# Allentown PA Near Airport



## MatthewG

Need help by the airport 3 commercial properties

Subcontract or payroll really need some good shovelers

PM me


----------



## mike6256

Sent ya a message.


----------



## MatthewG

Never got the message mike, hit me up 610 393 8363 or 610 597 5002


----------



## lilweeds

Try JRT Lawn. I forget the number, but there good guys to work with. If you get any leads in Berks let me know. I'll through anything I can towards you up that way.


----------



## MatthewG

lilweeds;1295265 said:


> Try JRT Lawn. I forget the number, but there good guys to work with. If you get any leads in Berks let me know. I'll through anything I can towards you up that way.
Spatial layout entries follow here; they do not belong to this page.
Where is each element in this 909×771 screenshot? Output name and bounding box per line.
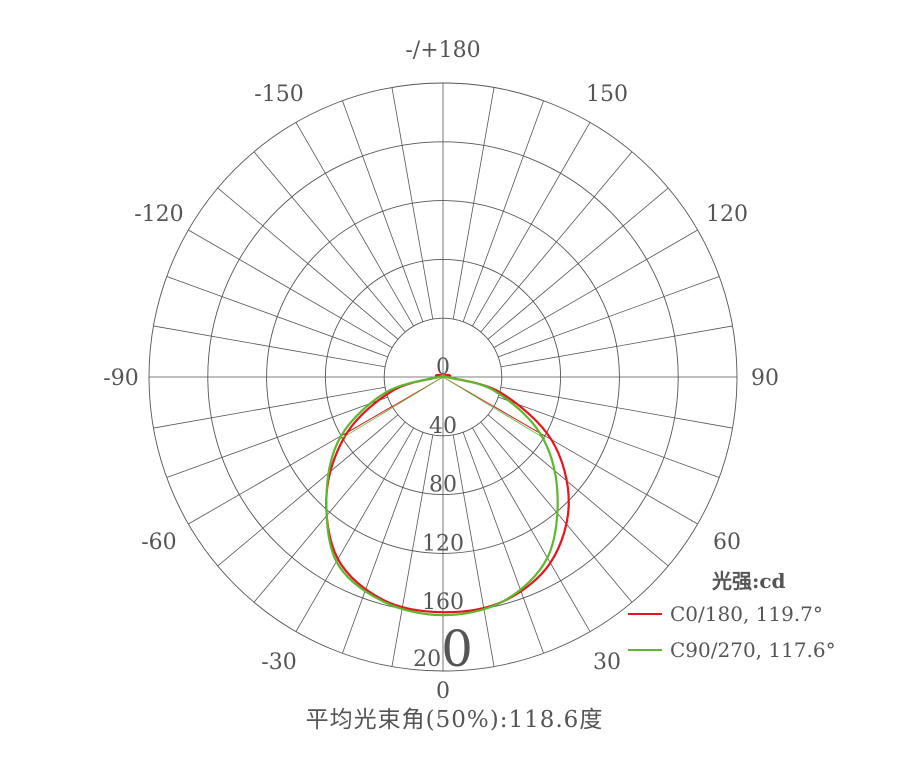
grid-spoke [166,276,388,358]
grid-spoke [217,187,399,340]
grid-spoke [480,151,633,333]
angle-label: -30 [261,650,296,675]
beam-half-line [340,376,444,440]
grid-spoke [342,432,424,654]
legend-entry: C0/180, 119.7° [670,602,823,626]
radial-tick-label: 0 [436,355,450,380]
grid-spoke [462,100,544,322]
angle-label: -90 [103,366,138,391]
grid-spoke [472,122,591,327]
angle-label: -150 [254,82,303,107]
grid-spoke [500,386,733,429]
grid-spoke [342,100,424,322]
beam-half-line [442,376,546,440]
grid-spoke [487,187,669,340]
grid-spoke [452,87,495,320]
radial-tick-label: 200 [413,620,473,678]
grid-spoke [153,386,386,429]
angle-label: 30 [593,650,621,675]
angle-label: 60 [713,530,741,555]
grid-spoke [295,122,414,327]
grid-spoke [153,325,386,368]
angle-label: 120 [706,202,748,227]
grid-spoke [472,427,591,632]
radial-tick-label: 160 [422,590,464,615]
chart-title: 平均光束角(50%):118.6度 [305,707,604,733]
radial-tick-label: 40 [429,414,457,439]
grid-spoke [462,432,544,654]
grid-spoke [253,151,406,333]
angle-label: -60 [141,530,176,555]
radial-tick-label: 80 [429,473,457,498]
grid-spoke [493,229,698,348]
grid-spoke [487,414,669,567]
grid-spoke [391,434,434,667]
grid-spoke [188,229,393,348]
grid-spoke [295,427,414,632]
angle-label: -/+180 [405,38,480,63]
angle-label: 90 [751,366,779,391]
angle-label: -120 [134,202,183,227]
grid-spoke [217,414,399,567]
angle-label: 150 [586,82,628,107]
series-curve-1 [325,374,559,617]
angle-label: 0 [436,679,450,704]
legend-entry: C90/270, 117.6° [670,638,836,662]
radial-tick-label: 120 [422,531,464,556]
grid-spoke [498,276,720,358]
series-curve-0 [325,373,570,614]
grid-spoke [253,421,406,603]
legend-unit: 光强:cd [711,569,786,593]
grid-spoke [166,396,388,478]
grid-spoke [498,396,720,478]
grid-spoke [500,325,733,368]
grid-spoke [452,434,495,667]
grid-spoke [391,87,434,320]
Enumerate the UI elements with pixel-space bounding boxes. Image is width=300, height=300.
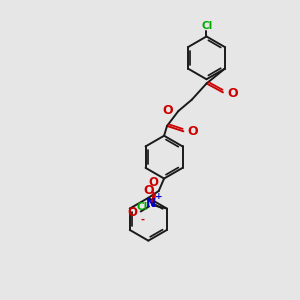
Text: +: + [155, 192, 163, 201]
Text: Cl: Cl [201, 21, 213, 31]
Text: O: O [227, 87, 238, 100]
Text: O: O [127, 206, 137, 219]
Text: O: O [162, 104, 173, 117]
Text: O: O [148, 176, 158, 189]
Text: Cl: Cl [136, 202, 148, 212]
Text: N: N [146, 197, 155, 210]
Text: O: O [143, 184, 154, 197]
Text: O: O [188, 125, 198, 138]
Text: -: - [141, 215, 145, 225]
How about Kutztown University?? Probably closer for me than you coming from reading?


----------



## havenlax18

Still need help, any updates?


----------



## MatthewG

havenlax18;1297086 said:


> Still need help, any updates?


Everything is bid and I spoke with a few local guys. I dont know if your gonna make the drive from bucks county up to the LV in a snow storm.

I also bid a large lot by kutztown university and possibly may need help by rt 100/78 if I get that also


----------



## bechbru2

i would have a skid loader near kutztown if you are interested


----------



## MatthewG

I believe kutztown is covered, but the airport and even trexlertown may be a different story.


----------